I spent a good two hours refreshing several web pages at once, trying and missing appointments all over the city, until Staten Island became the only place with availability. It was little surprise then that it was crowded with young travellers from across the river for the following days. This rollout process, designed for speed and efficiency, was exclusionary to all but the most tech savvy and time-rich adults. How could a single parent have found the time to go through this process? How could someone working full time, someone without reliable internet access, someone without technical skills?

The appointment booking process was so convoluted that a Good Samaritan software engineer, Huge Ma, felt compelled to create a simpler version of the myriad websites out there to help people navigate the process. His website, TurboVax, pumped out realtime information about appointments as they became available. New York congressman Ritchie Torres said Mr Ma “managed to do what the federal government and what the local and city government failed to do with much greater resources.”

It was a baffling mix of private and government-provided care that has defined and complicated America’s response to this pandemic. It has its strengths, of course, but also significant weaknesses.

Across the country and here in New York especially, the vaccine rollout has been deeply unequal throughout. As early as January, data provided by the city found that white New Yorkers who had received the vaccine outnumbered Asian and Latino recipients by more than three-to-one, and Black recipients by four-to-one. 

A month later, only 12 per cent of the 210,000 New Yorkers who were over 65 and vaccinated were Black, in a city where Black people represent 24 per cent of the population.

In February, data on vaccine take-up by zip code found that a class gap also plagued the distribution. Vaccination rates in New York neighbourhoods with higher median incomes outpaced less well-off neighbourhoods. Mayor Bill de Blasio blamed “painful disparities” at a news conference. “Folks who have more privilege are best able to navigate this process.”

And so it was in Staten Island on that overcast Thursday. As I stood outside waiting my turn, confused locals looked at us, then at the sign reading ‘VACCINES AVAILABLE HERE’, and back to us again, before heading inside to buy their groceries. Some of them were unaware that the vaccines were being distributed in their own neighbourhood.
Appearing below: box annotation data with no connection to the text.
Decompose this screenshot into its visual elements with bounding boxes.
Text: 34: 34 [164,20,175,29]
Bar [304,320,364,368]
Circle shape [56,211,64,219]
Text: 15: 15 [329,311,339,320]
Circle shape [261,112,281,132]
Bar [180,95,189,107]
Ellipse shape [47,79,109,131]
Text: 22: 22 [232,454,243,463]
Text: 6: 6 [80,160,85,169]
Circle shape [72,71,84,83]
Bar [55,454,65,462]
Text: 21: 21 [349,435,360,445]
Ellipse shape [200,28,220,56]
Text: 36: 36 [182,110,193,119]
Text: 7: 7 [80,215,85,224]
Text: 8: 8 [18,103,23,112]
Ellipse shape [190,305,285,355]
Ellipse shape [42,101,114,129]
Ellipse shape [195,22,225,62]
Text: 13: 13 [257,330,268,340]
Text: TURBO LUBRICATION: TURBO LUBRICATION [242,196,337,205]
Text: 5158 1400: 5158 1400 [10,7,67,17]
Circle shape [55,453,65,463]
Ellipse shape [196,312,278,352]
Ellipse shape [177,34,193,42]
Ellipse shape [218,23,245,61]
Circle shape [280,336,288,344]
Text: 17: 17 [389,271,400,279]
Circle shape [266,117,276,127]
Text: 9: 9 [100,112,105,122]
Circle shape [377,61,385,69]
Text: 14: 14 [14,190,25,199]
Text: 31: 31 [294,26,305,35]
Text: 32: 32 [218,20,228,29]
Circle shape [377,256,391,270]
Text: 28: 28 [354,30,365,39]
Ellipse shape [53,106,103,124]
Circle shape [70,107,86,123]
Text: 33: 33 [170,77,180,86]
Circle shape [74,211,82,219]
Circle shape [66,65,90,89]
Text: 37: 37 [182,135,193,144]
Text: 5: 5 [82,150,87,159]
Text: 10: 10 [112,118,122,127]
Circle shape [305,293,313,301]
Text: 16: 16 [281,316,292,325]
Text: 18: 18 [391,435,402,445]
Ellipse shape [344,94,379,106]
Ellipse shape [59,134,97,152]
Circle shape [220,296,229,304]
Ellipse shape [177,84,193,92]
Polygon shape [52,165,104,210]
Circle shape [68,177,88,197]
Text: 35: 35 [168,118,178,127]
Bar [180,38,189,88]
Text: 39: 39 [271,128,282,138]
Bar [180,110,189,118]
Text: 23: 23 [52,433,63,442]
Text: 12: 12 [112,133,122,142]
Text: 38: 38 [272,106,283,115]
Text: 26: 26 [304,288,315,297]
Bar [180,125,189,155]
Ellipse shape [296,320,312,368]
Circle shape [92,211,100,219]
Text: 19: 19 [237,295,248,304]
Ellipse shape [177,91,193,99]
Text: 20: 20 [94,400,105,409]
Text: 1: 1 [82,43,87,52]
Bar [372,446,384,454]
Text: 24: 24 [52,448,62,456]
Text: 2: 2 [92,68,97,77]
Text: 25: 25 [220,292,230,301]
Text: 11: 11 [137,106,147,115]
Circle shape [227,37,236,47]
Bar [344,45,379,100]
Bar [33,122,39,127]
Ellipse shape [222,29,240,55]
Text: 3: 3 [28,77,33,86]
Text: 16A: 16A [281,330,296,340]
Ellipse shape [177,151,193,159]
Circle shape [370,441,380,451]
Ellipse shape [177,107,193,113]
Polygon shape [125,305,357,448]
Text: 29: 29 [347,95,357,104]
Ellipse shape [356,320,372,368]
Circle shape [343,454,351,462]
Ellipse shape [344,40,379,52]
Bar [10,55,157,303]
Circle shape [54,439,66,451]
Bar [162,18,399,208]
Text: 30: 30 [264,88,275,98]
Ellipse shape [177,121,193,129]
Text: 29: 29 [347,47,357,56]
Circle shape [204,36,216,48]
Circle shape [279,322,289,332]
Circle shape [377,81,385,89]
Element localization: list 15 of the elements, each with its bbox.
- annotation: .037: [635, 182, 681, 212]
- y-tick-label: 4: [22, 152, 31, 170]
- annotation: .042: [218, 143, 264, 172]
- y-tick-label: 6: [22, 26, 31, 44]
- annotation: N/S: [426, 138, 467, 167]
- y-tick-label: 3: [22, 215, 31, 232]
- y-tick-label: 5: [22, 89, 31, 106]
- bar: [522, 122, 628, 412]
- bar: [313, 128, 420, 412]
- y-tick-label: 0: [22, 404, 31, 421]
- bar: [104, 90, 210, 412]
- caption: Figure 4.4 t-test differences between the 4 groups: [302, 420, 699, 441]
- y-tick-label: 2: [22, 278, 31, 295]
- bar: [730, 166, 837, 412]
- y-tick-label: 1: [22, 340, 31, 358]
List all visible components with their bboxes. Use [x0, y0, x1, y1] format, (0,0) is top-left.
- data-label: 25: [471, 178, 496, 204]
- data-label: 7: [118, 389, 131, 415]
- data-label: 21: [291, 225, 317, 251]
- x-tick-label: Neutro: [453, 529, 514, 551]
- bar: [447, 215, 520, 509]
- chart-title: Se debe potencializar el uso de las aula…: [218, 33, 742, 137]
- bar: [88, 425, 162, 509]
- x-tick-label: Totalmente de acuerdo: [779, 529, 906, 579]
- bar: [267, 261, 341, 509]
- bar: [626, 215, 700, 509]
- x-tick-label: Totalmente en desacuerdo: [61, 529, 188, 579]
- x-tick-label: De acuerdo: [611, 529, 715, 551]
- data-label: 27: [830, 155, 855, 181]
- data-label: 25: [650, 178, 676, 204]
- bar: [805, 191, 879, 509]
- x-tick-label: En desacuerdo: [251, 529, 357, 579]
As a resident of New York only for the last year, and a Brit used to dealing with a government-funded healthcare system free at the point of care, it was an uncomfortable feeling. I spoke to friends in the United Kingdom who had yet to receive their first dose, but who were, even so, horrified at the way people had to compete for their appointment. Over there, they told me, people are simply contacted by the National Health Service when it’s their turn. The timing of their turn depends on their need, not on the ability to use a computer.

I’m sure many Americans might be conversely appalled at the long wait many Brits have faced to receive both vaccines. The UK, differing from the US, rolled out the first dose to as many people as possible before going full throttle on the second.

That is not to say that there wasn’t something special about that moment in the Great Kills CVS, a place for which I now hold a lifelong affection. I’ll remember sitting on a chair at the end of a quiet aisle while I waited 15 minutes for any side effects to show themselves, alongside my inoculated neighbours, all smiling with their eyes, to the sound of a checkout scanner.